Looking at these results, the best results are with the lowest alpha, lowest L1 gamma, and highest L2 gamma. So if we were really trying to solve this as best as possible, we'd maybe want to try lower alphas / lower L1 gammas / higher L2 gammas. But, whatever; let's just use the best of the ones we did try for now.


In [14]:
best_l1_gamma_i, best_l2_gamma_i, best_alpha_i = np.unravel_index(mean_scores.argmax(), mean_scores.shape)
best_l1_gamma = l1_gamma_mults[best_l1_gamma_i] * med_2
best_l2_gamma = l2_gamma_mults[best_l2_gamma_i] * mmd_med2
best_alpha = alphas[best_alpha_i]

In [16]:
best_l1_gamma_i, best_l2_gamma_i, best_alpha_i


Out[16]:
(0, 3, 0)

In [15]:
best_l1_gamma, best_l2_gamma, best_alpha


Out[15]:
(7.5621827082571507, 0.14778624920765476, 0.0078125)

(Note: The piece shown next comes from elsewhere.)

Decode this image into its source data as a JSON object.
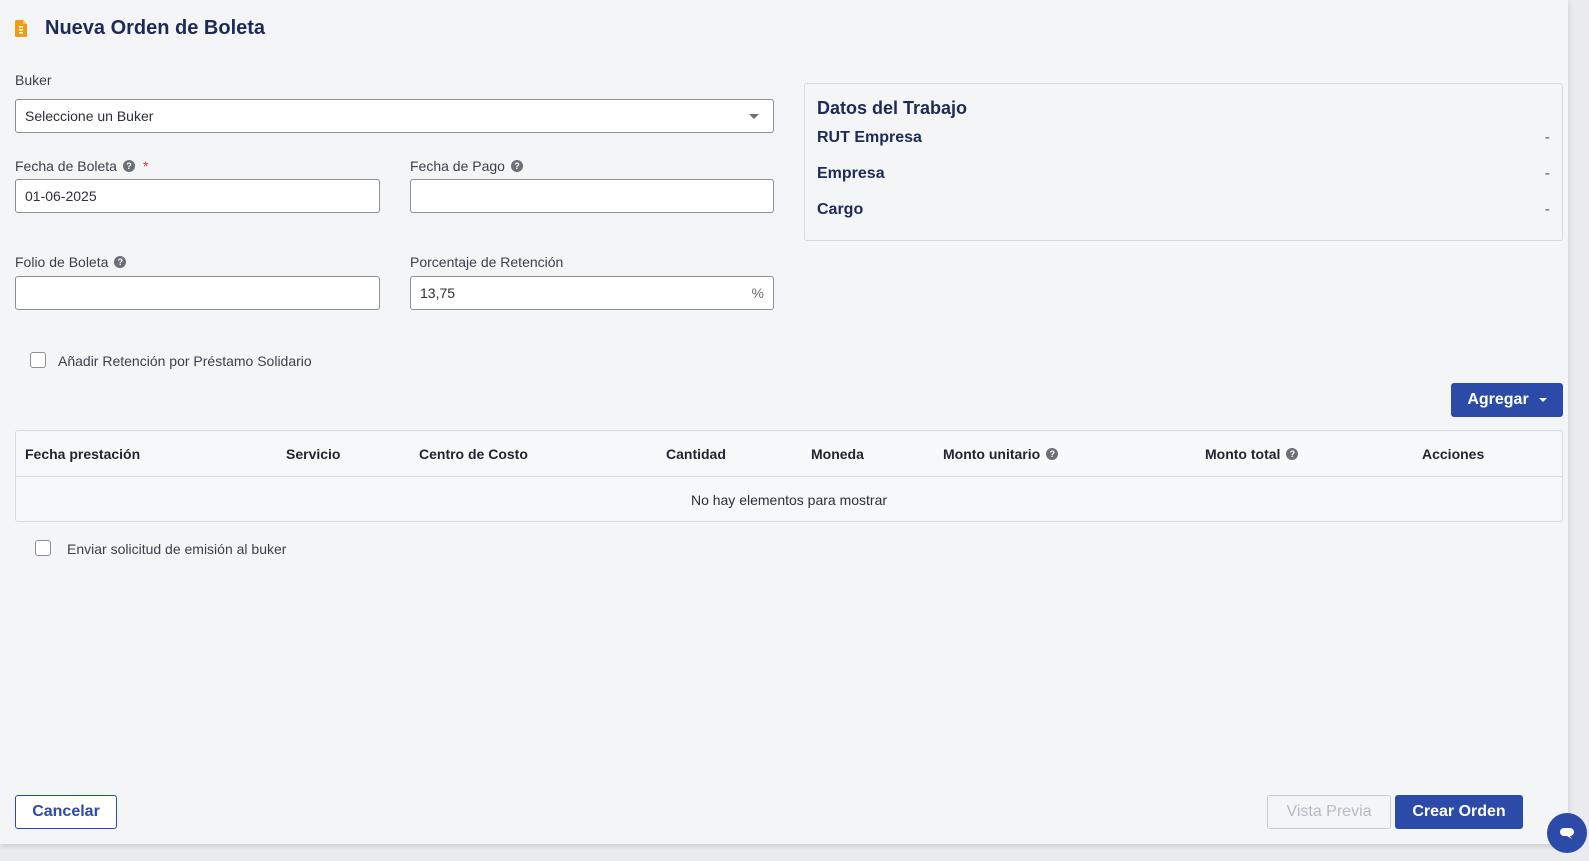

Now, train a model on the full training set:


In [17]:
# get the training kernel
D2_mmd = mmds[best_l1_gamma_i]
np.multiply(D2_mmd, -best_l2_gamma, out=K)
np.exp(K, out=K)

ridge = KernelRidge(alpha=best_alpha, kernel='precomputed')
ridge.fit(K, mean)


Out[17]:
KernelRidge(alpha=0.0078125, coef0=1, degree=3, gamma=None,
      kernel='precomputed', kernel_params=None)

To evaluate on new data:


In [18]:
# generate some test data from the same distribution
t_n = 100
t_mean = np.random.normal(0, 10, size=t_n)
t_var = np.random.gamma(5, size=t_n)
t_n_samp = np.random.randint(10, 500, size=t_n)
t_samps = [np.random.normal(m, v, size=s)[:, np.newaxis]
           for m, v, s in zip(t_mean, t_var, t_n_samp)]

In [19]:
# get the kernel from the training data to the test data
t_K = mmd.rbf_mmd(t_samps, samps, gammas=best_l1_gamma, squared=True,
                  Y_diag=mmk_diags[best_l1_gamma_i], n_jobs=20)
t_K *= -best_l2_gamma
np.exp(t_K, out=t_K);


RBF mean map kernel:
 50,100 of 50,100 (100%) |#############################################################| Time: 0:00:36


In [20]:
preds = ridge.predict(t_K)

In [21]:
plt.figure(figsize=(5, 5))
plt.scatter(t_mean, preds)


Out[21]:
<matplotlib.collections.PathCollection at 0x7fab400e2710>

Pretty good predictions!